Carlos Laranjeira
-Toma e lê.
Assim, o jornalista Bartolomeu Americano, que por mais de três décadas dirigiu o jornal Arquivo, de Maragogipe, ofereceu-me o livro Oração aos Moços, de Rui Barbosa.
Primeiro livro que eu li, do início ao fim e repetidas vezes a ponto de memorizar alguns de seus trechos, marcou profundamente o meu desenvolvimento na leitura, que havia se iniciado com os gibis.

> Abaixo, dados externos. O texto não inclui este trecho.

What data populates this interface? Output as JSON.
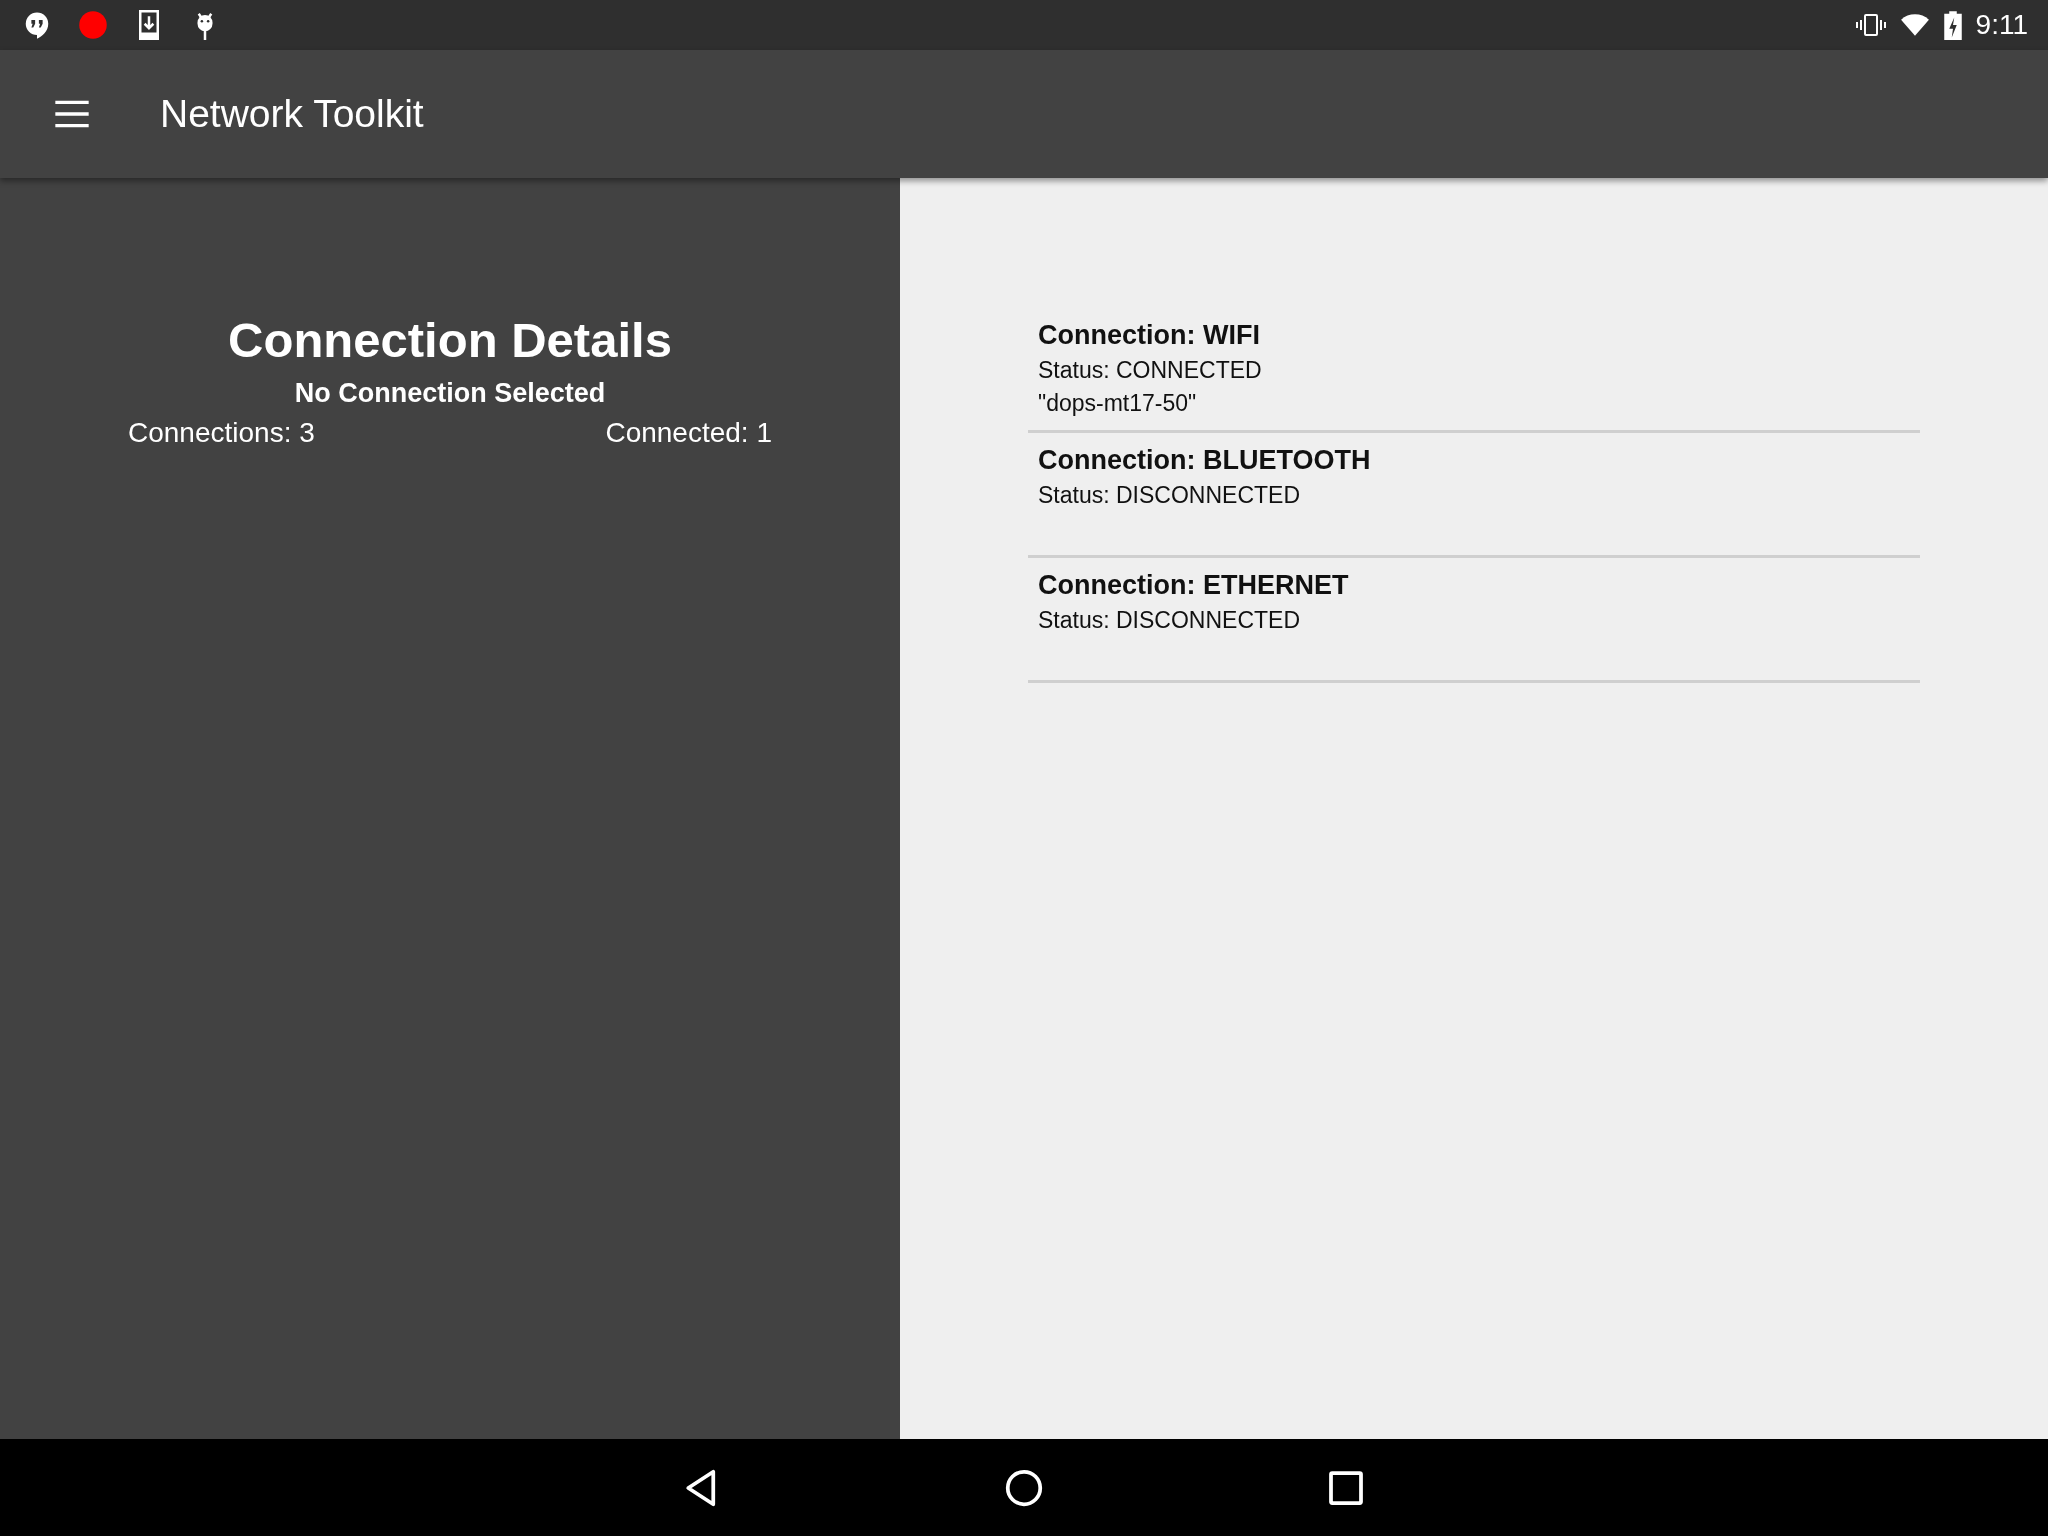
{
  "status_bar": {
    "time": "9:11"
  },
  "app_bar": {
    "title": "Network Toolkit"
  },
  "details": {
    "title": "Connection Details",
    "subtitle": "No Connection Selected",
    "connections": "Connections: 3",
    "connected": "Connected: 1"
  },
  "connections": [
    {
      "title": "Connection: WIFI",
      "status": "Status: CONNECTED",
      "network": "\"dops-mt17-50\""
    },
    {
      "title": "Connection: BLUETOOTH",
      "status": "Status: DISCONNECTED"
    },
    {
      "title": "Connection: ETHERNET",
      "status": "Status: DISCONNECTED"
    }
  ]
}
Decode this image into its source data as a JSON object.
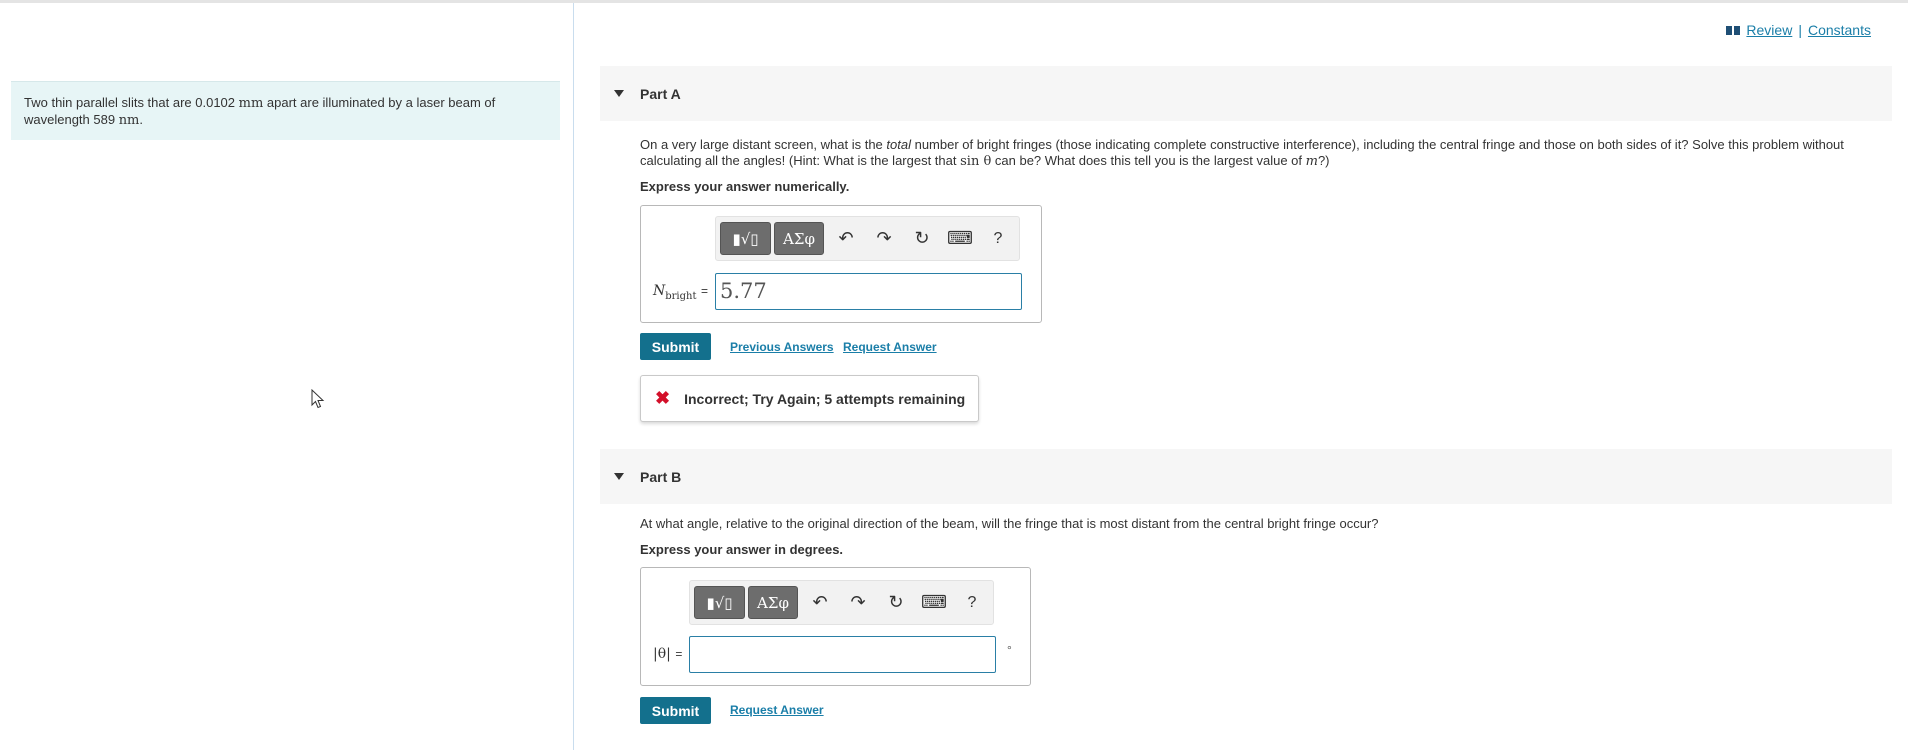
{
  "context": {
    "text_1": "Two thin parallel slits that are 0.0102 ",
    "unit_1": "mm",
    "text_2": " apart are illuminated by a laser beam of wavelength 589 ",
    "unit_2": "nm",
    "text_3": "."
  },
  "top_links": {
    "review": "Review",
    "separator": "|",
    "constants": "Constants"
  },
  "toolbar": {
    "templates": "▮√▯",
    "greek": "ΑΣφ",
    "undo": "↶",
    "redo": "↷",
    "reset": "↻",
    "keyboard": "⌨",
    "help": "?"
  },
  "part_a": {
    "title": "Part A",
    "question_1": "On a very large distant screen, what is the ",
    "question_em": "total",
    "question_2": " number of bright fringes (those indicating complete constructive interference), including the central fringe and those on both sides of it? Solve this problem without calculating all the angles! (Hint: What is the largest that ",
    "question_math": "sin θ",
    "question_3": " can be? What does this tell you is the largest value of ",
    "question_var": "m",
    "question_4": "?)",
    "instruction": "Express your answer numerically.",
    "var_main": "N",
    "var_sub": "bright",
    "equals": "=",
    "answer_value": "5.77",
    "submit": "Submit",
    "previous_answers": "Previous Answers",
    "request_answer": "Request Answer",
    "feedback": "Incorrect; Try Again; 5 attempts remaining"
  },
  "part_b": {
    "title": "Part B",
    "question": "At what angle, relative to the original direction of the beam, will the fringe that is most distant from the central bright fringe occur?",
    "instruction": "Express your answer in degrees.",
    "var_label": "|θ|",
    "equals": "=",
    "answer_value": "",
    "unit": "°",
    "submit": "Submit",
    "request_answer": "Request Answer"
  },
  "colors": {
    "accent": "#13708d",
    "link": "#1a7ea8",
    "error": "#d3102a",
    "context_bg": "#e7f5f6"
  }
}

Americano não era só o dono do jornal Arquivo, que levava as notícias da cidade até onde morasse um maragogipano, era também um dos representantes locais do velho Partido Social Democrático, o PSD, que havia sido fundado em 1945. Na Bahia, o PSD elegeria governadores Régis Pacheco e Antônio Balbino e até o seu desaparecimento, durante a ditadura militar, possuía como militante mais ilustre Waldir Pires.
Em Maragogipe, o principal militante dessa legenda foi Juarez Guerreiro, no fundo da casa de quem Americano morava, no Caminho do Cajá, com a esposa dona Bembem, a filha Lúcia e o genro João, que trabalhava na fábrica Suerdieck. Por onde transitava, inclusive ao sair da fábrica às 5 da tarde para ir ao campo da Glória assistir peladas, João atraía o olhar feminino, algumas moças aliás saiam à porta para vê-lo passar, pois ele tinha um corpo sob medida, inclusive o chamavam de João Marta Rocha em alusão à Miss Bahia, Miss Brasil e vice Miss Universo, Marta Rocha. Mas João era um homem sério, dedicado à mulher, Lúcia, e não dava bolas para essas coisas.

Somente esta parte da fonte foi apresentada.